Тишина, темень и стужа нависли над передовой. На фронте далеко не загадаешь, только настоящая минута твоя. Вот солдату и были довольны: в тепле, у огня, не их покуда черед стоять на часах у орудий, руками размахивать, прыгать, щелкать от стужи зубами.
- Скидывай сапоги, - стал укладываться на ночь помор. - Эк, взопрели-то, бедолаженьки. С неделю, чай, не разувался. - Старательно потер и сверху, и между пальцами, размял и подставил ноги к огню. - Дышите, дышите, родненькие. Далеко еще вам до Берлина-то топать. Ой, далеко! - потом расстелил портянки, плотные, суконные, из немецкой шинели, расстелил на соломе себе под бока. Никто их отсюда не уведет, да и просохнут быстрей от живого тепла, и ребрам помягче.
- Эх, мальчики! Чего бы сейчас! - тоже вывалив к костру голые ноги, простонал Голоколосский.
- Чего… Известно чего. Чего еще может быть у тебя на уме? - отозвался насмешливо Лосев. - Нажрался - бабу теперя тебе.
- А верно! Смотри! - наигранно поразился Голоколосский. - Мудрый, да? Народная мудрость?
- Тьфу! - сплюнул возмущенно рыбак. - Пузырь ты, вот ты кто! Лопнешь ишо.
- Это ишо отчего? - передразнил его Игорь Герасимович.
- Оттого! Спесь… Вон как она из тебя.
- Слушай, треска…
- Сам ты треска.
- Да не злись. Чего обижаешься? Хорошая рыба - треска эта ваша. Консервы из печени… Спасибо вам, рыбачкам. Пальчики, черт возьми, оближешь. Ладно, хочешь, китом тебя назову?
- Дура ты. Ох и дурак, хотя инженер.
- Злишься? Не злись. Чего тебе? Есть она, нет… А мне, - инженер чиркнул себя по горлу. - С лета уже пощусь.

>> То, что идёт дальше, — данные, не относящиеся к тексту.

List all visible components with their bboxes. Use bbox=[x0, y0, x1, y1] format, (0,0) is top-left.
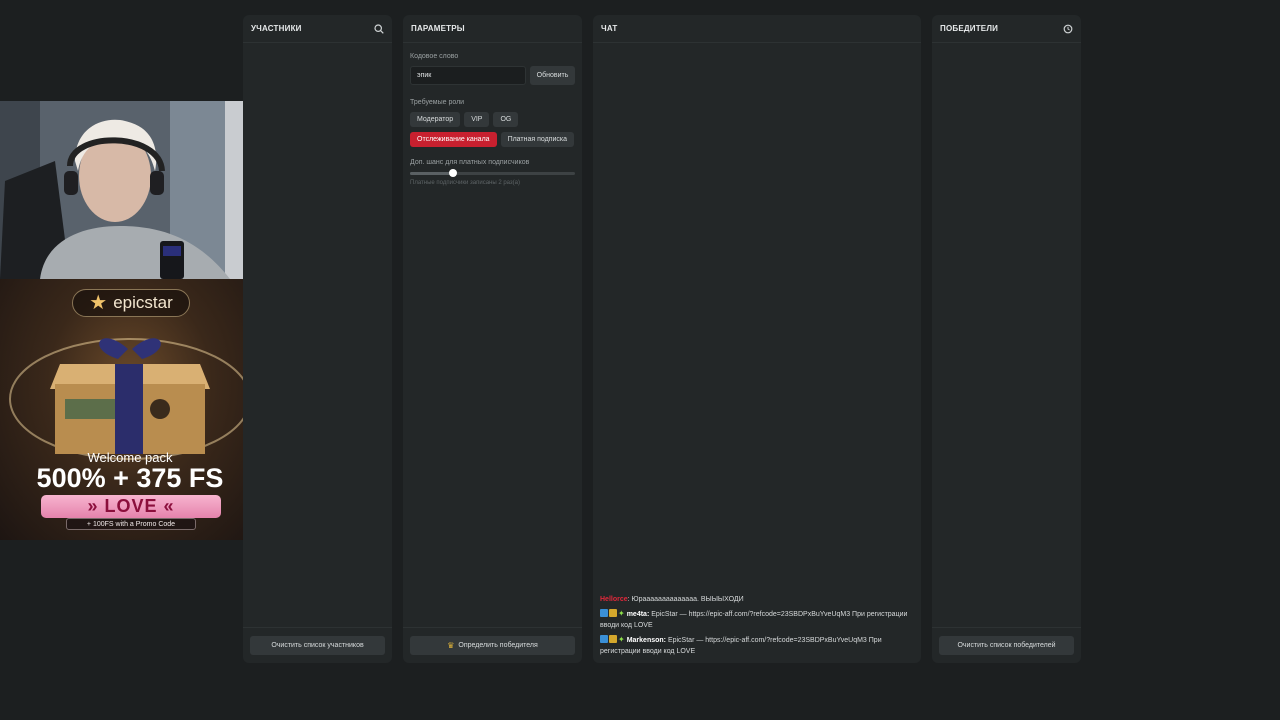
star-badge-icon: ✦ bbox=[618, 609, 625, 618]
webcam-overlay bbox=[0, 101, 259, 279]
pick-winner-button[interactable]: ♛ Определить победителя bbox=[410, 636, 575, 655]
crown-badge-icon bbox=[609, 609, 617, 617]
history-icon[interactable] bbox=[1063, 24, 1073, 34]
brand-name: epicstar bbox=[113, 293, 173, 312]
role-og-chip[interactable]: OG bbox=[493, 112, 519, 127]
slider-fill bbox=[410, 172, 453, 175]
star-icon: ★ bbox=[89, 292, 108, 314]
winners-panel: ПОБЕДИТЕЛИ Очистить список победителей bbox=[932, 15, 1081, 663]
chat-title: ЧАТ bbox=[601, 24, 618, 33]
clear-winners-button[interactable]: Очистить список победителей bbox=[939, 636, 1074, 655]
chat-username[interactable]: me4ta: bbox=[627, 611, 650, 618]
chat-message: ✦ Markenson: EpicStar — https://epic-aff.… bbox=[600, 634, 911, 657]
pick-winner-label: Определить победителя bbox=[458, 642, 538, 649]
parameters-title: ПАРАМЕТРЫ bbox=[411, 24, 465, 33]
streamer-video bbox=[0, 101, 259, 279]
participants-title: УЧАСТНИКИ bbox=[251, 24, 302, 33]
chat-message: Hellorce: Юраааааааааааааа. ВЫЫЫХОДИ bbox=[600, 594, 911, 605]
crown-badge-icon bbox=[609, 635, 617, 643]
chat-body: Hellorce: Юраааааааааааааа. ВЫЫЫХОДИ ✦ me… bbox=[593, 43, 921, 663]
bonus-label: Доп. шанс для платных подписчиков bbox=[410, 159, 530, 166]
badge-icon bbox=[600, 609, 608, 617]
chat-message: ✦ me4ta: EpicStar — https://epic-aff.com/… bbox=[600, 608, 911, 631]
winners-list bbox=[932, 43, 1081, 627]
chat-text: : Юраааааааааааааа. ВЫЫЫХОДИ bbox=[627, 596, 744, 603]
codeword-input[interactable] bbox=[410, 66, 526, 85]
chat-header: ЧАТ bbox=[593, 15, 921, 43]
roles-label: Требуемые роли bbox=[410, 99, 465, 106]
winners-header: ПОБЕДИТЕЛИ bbox=[932, 15, 1081, 43]
bonus-chance-slider[interactable] bbox=[410, 169, 575, 177]
epicstar-logo: ★ epicstar bbox=[72, 289, 190, 317]
participants-panel: УЧАСТНИКИ Очистить список участников bbox=[243, 15, 392, 663]
chat-panel: ЧАТ Hellorce: Юраааааааааааааа. ВЫЫЫХОДИ… bbox=[593, 15, 921, 663]
channel-follow-chip[interactable]: Отслеживание канала bbox=[410, 132, 497, 147]
winners-title: ПОБЕДИТЕЛИ bbox=[940, 24, 999, 33]
paid-sub-chip[interactable]: Платная подписка bbox=[500, 132, 575, 147]
update-button[interactable]: Обновить bbox=[530, 66, 575, 85]
badge-icon bbox=[600, 635, 608, 643]
chat-log: Hellorce: Юраааааааааааааа. ВЫЫЫХОДИ ✦ me… bbox=[600, 591, 911, 657]
epicstar-ad-banner[interactable]: ★ epicstar Welcome pack 500% + 375 FS » … bbox=[0, 279, 260, 540]
role-moderator-chip[interactable]: Модератор bbox=[410, 112, 461, 127]
crown-icon: ♛ bbox=[447, 641, 455, 650]
star-badge-icon: ✦ bbox=[618, 635, 625, 644]
participants-list bbox=[243, 43, 392, 627]
participants-header: УЧАСТНИКИ bbox=[243, 15, 392, 43]
parameters-panel: ПАРАМЕТРЫ Кодовое слово Обновить Требуем… bbox=[403, 15, 582, 663]
codeword-label: Кодовое слово bbox=[410, 53, 459, 60]
bonus-hint: Платные подписчики записаны 2 раз(а) bbox=[410, 180, 521, 186]
promo-note: + 100FS with a Promo Code bbox=[66, 518, 196, 530]
love-code-button[interactable]: » LOVE « bbox=[41, 495, 221, 518]
chat-username[interactable]: Hellorce bbox=[600, 596, 628, 603]
offer-text: 500% + 375 FS bbox=[36, 463, 224, 493]
parameters-header: ПАРАМЕТРЫ bbox=[403, 15, 582, 43]
role-vip-chip[interactable]: VIP bbox=[464, 112, 490, 127]
chat-username[interactable]: Markenson: bbox=[627, 637, 666, 644]
parameters-body: Кодовое слово Обновить Требуемые роли Мо… bbox=[403, 43, 582, 627]
slider-thumb[interactable] bbox=[448, 169, 457, 177]
clear-participants-button[interactable]: Очистить список участников bbox=[250, 636, 385, 655]
search-icon[interactable] bbox=[374, 23, 384, 34]
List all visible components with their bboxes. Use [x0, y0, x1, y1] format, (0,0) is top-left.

- Смотри, тоже мне отыскался… - оскорбился помор.
- А что? - подмигнул ему инженер.
- Да кто бы сейчас на ей не попрыгал?
- Ай да треска! Ай да дает! Кит! Теперь вижу, кит! Ну, мальчики, представляю… Дорвемся до немок. Вот уж дадим! Что, признайся, кит, - опять лукаво подмигнул помору Игорь Герасимович, - ни одной не пропустишь, переплюнешь нас всех?
- К стенке тебя за это, за немок, - построжал помор. - Сами же наши тебя и к стене. Ишь, чего вздумал. Силком!
- А я разве сказал, что силком! Ни-ни! Я не насильник какой-нибудь, избави меня бог! - горячо, оскорбленно открестился от обвинения Игорь Герасимович. - Понимать это надо, рыбак, понимать! Мы полюбовно! Да, да! И ей хорошо, и мне, - хитро, ласково погладил рыбачка по колену Игорь Герасимович.
- Они с нашими как? Так и с ихними надо. Так с ними, с падлами, только так! - вдруг вставил с напором, с негодованием Степан Митрофанович Орешный.
- Ах, вот ты как? Товарищ лейтенант, вы только послушайте, как он запел! - обратился Лосев за помощью к взводному. - На одну доску нас… Да как ты смеешь? Они же фашисты! А ты их с нами на один аршин! - накинулся он на рябого.